The Regional and Global Calorimeter Triggers are one of the most challenging aspects of CMS because the large data volume of several Tb/s has not just to be processed, but also (a) the data must be shared/duplicated between processing nodes to satisfy boundary constraints (b) the resulting physics objects need to be sorted in order of significance (c) this must be achieved within a latency budget of ~1μs.
The data sharing is a particularly significant constraint, which has in the past required complex systems/backplanes to share/duplicate data between processing nodes. An elegant way to reduce this problem was first proposed in by John Jones (SLHC Workshop, FermiLab, 2009). It was based on a time multiplexed trigger in which data from a single bunch crossing (bx) is concatenated and delivered to a processing system over several bx. This approach requires several processing systems operating in a round-robin fashion (i.e. processing system 1, takes bx = n, processing system 2, takes bx = n+1). We currently envisage approximately 10 processing systems. The major advantage with this approach is that the whole system becomes much more efficient because the ratio of the area processed to the boundary area is substantially increased. This results in fewer cards, which also makes the subsequent sort simpler.
The obvious drawback with this approach is that there is an immediate latency increase to time multiplex the data; however we expect this to be offset by the ability to be build a much more compact trigger, requiring fewer serialisation stages. The system also has other advantages. For example, it is possible to prototype the entire trigger system with just 10% of the hardware. It also offers redundancy because if one of the processing systems were to fail the data could be redirected to a backup system.

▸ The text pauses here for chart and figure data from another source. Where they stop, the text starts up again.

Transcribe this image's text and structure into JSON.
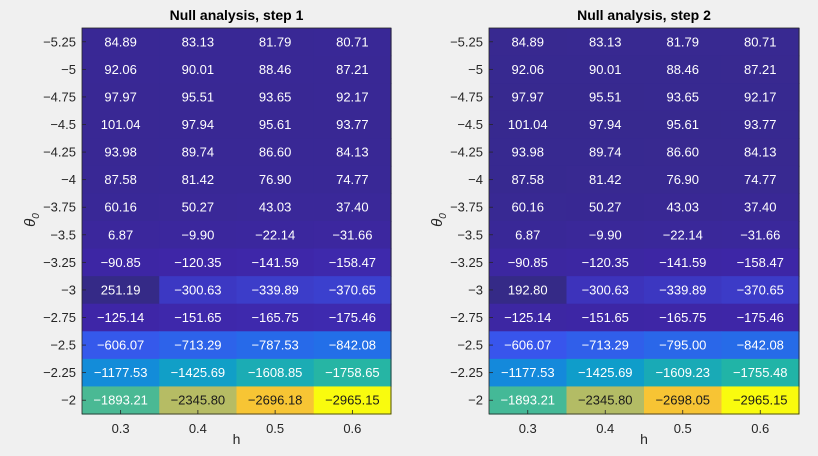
{
  "chart_data": [
    {
      "type": "heatmap",
      "title": "Null analysis, step 1",
      "xlabel": "h",
      "ylabel": "θ",
      "ylabel_subscript": "0",
      "x": [
        "0.3",
        "0.4",
        "0.5",
        "0.6"
      ],
      "y": [
        "-5.25",
        "-5",
        "-4.75",
        "-4.5",
        "-4.25",
        "-4",
        "-3.75",
        "-3.5",
        "-3.25",
        "-3",
        "-2.75",
        "-2.5",
        "-2.25",
        "-2"
      ],
      "colormap": "parula",
      "values": [
        [
          84.89,
          83.13,
          81.79,
          80.71
        ],
        [
          92.06,
          90.01,
          88.46,
          87.21
        ],
        [
          97.97,
          95.51,
          93.65,
          92.17
        ],
        [
          101.04,
          97.94,
          95.61,
          93.77
        ],
        [
          93.98,
          89.74,
          86.6,
          84.13
        ],
        [
          87.58,
          81.42,
          76.9,
          74.77
        ],
        [
          60.16,
          50.27,
          43.03,
          37.4
        ],
        [
          6.87,
          -9.9,
          -22.14,
          -31.66
        ],
        [
          -90.85,
          -120.35,
          -141.59,
          -158.47
        ],
        [
          251.19,
          -300.63,
          -339.89,
          -370.65
        ],
        [
          -125.14,
          -151.65,
          -165.75,
          -175.46
        ],
        [
          -606.07,
          -713.29,
          -787.53,
          -842.08
        ],
        [
          -1177.53,
          -1425.69,
          -1608.85,
          -1758.65
        ],
        [
          -1893.21,
          -2345.8,
          -2696.18,
          -2965.15
        ]
      ],
      "labels": [
        [
          "84.89",
          "83.13",
          "81.79",
          "80.71"
        ],
        [
          "92.06",
          "90.01",
          "88.46",
          "87.21"
        ],
        [
          "97.97",
          "95.51",
          "93.65",
          "92.17"
        ],
        [
          "101.04",
          "97.94",
          "95.61",
          "93.77"
        ],
        [
          "93.98",
          "89.74",
          "86.60",
          "84.13"
        ],
        [
          "87.58",
          "81.42",
          "76.90",
          "74.77"
        ],
        [
          "60.16",
          "50.27",
          "43.03",
          "37.40"
        ],
        [
          "6.87",
          "−9.90",
          "−22.14",
          "−31.66"
        ],
        [
          "−90.85",
          "−120.35",
          "−141.59",
          "−158.47"
        ],
        [
          "251.19",
          "−300.63",
          "−339.89",
          "−370.65"
        ],
        [
          "−125.14",
          "−151.65",
          "−165.75",
          "−175.46"
        ],
        [
          "−606.07",
          "−713.29",
          "−787.53",
          "−842.08"
        ],
        [
          "−1177.53",
          "−1425.69",
          "−1608.85",
          "−1758.65"
        ],
        [
          "−1893.21",
          "−2345.80",
          "−2696.18",
          "−2965.15"
        ]
      ]
    },
    {
      "type": "heatmap",
      "title": "Null analysis, step 2",
      "xlabel": "h",
      "ylabel": "θ",
      "ylabel_subscript": "0",
      "x": [
        "0.3",
        "0.4",
        "0.5",
        "0.6"
      ],
      "y": [
        "-5.25",
        "-5",
        "-4.75",
        "-4.5",
        "-4.25",
        "-4",
        "-3.75",
        "-3.5",
        "-3.25",
        "-3",
        "-2.75",
        "-2.5",
        "-2.25",
        "-2"
      ],
      "colormap": "parula",
      "values": [
        [
          84.89,
          83.13,
          81.79,
          80.71
        ],
        [
          92.06,
          90.01,
          88.46,
          87.21
        ],
        [
          97.97,
          95.51,
          93.65,
          92.17
        ],
        [
          101.04,
          97.94,
          95.61,
          93.77
        ],
        [
          93.98,
          89.74,
          86.6,
          84.13
        ],
        [
          87.58,
          81.42,
          76.9,
          74.77
        ],
        [
          60.16,
          50.27,
          43.03,
          37.4
        ],
        [
          6.87,
          -9.9,
          -22.14,
          -31.66
        ],
        [
          -90.85,
          -120.35,
          -141.59,
          -158.47
        ],
        [
          192.8,
          -300.63,
          -339.89,
          -370.65
        ],
        [
          -125.14,
          -151.65,
          -165.75,
          -175.46
        ],
        [
          -606.07,
          -713.29,
          -795.0,
          -842.08
        ],
        [
          -1177.53,
          -1425.69,
          -1609.23,
          -1755.48
        ],
        [
          -1893.21,
          -2345.8,
          -2698.05,
          -2965.15
        ]
      ],
      "labels": [
        [
          "84.89",
          "83.13",
          "81.79",
          "80.71"
        ],
        [
          "92.06",
          "90.01",
          "88.46",
          "87.21"
        ],
        [
          "97.97",
          "95.51",
          "93.65",
          "92.17"
        ],
        [
          "101.04",
          "97.94",
          "95.61",
          "93.77"
        ],
        [
          "93.98",
          "89.74",
          "86.60",
          "84.13"
        ],
        [
          "87.58",
          "81.42",
          "76.90",
          "74.77"
        ],
        [
          "60.16",
          "50.27",
          "43.03",
          "37.40"
        ],
        [
          "6.87",
          "−9.90",
          "−22.14",
          "−31.66"
        ],
        [
          "−90.85",
          "−120.35",
          "−141.59",
          "−158.47"
        ],
        [
          "192.80",
          "−300.63",
          "−339.89",
          "−370.65"
        ],
        [
          "−125.14",
          "−151.65",
          "−165.75",
          "−175.46"
        ],
        [
          "−606.07",
          "−713.29",
          "−795.00",
          "−842.08"
        ],
        [
          "−1177.53",
          "−1425.69",
          "−1609.23",
          "−1755.48"
        ],
        [
          "−1893.21",
          "−2345.80",
          "−2698.05",
          "−2965.15"
        ]
      ],
      "ytick_labels": [
        "−5.25",
        "−5",
        "−4.75",
        "−4.5",
        "−4.25",
        "−4",
        "−3.75",
        "−3.5",
        "−3.25",
        "−3",
        "−2.75",
        "−2.5",
        "−2.25",
        "−2"
      ]
    }
  ]
}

To help answer whether such a scheme is feasible we have developed a double width, full height AMC card, MINI-T5, to prototype new trigger designs (i.e. what is the minimum practical latency of a 5-6Gb/s link, what FPGA resources do we require, etc). The card is compatible with either a Xilinx XC5VTX150T or XC5VTX240T FPGA and has 32 links routed to SNAP12/QSFP optics on the front panel. As soon as the prototype is tested we intend to manufacture more cards so that we can populate a μTCA crate and thus build a demonstrator trigger system which we can load with new trigger algorithms currently under development. This hardware platform (MINI-T5) can also be used to develop and evaluate firmware for a traditional (non-time multiplexed) trigger system.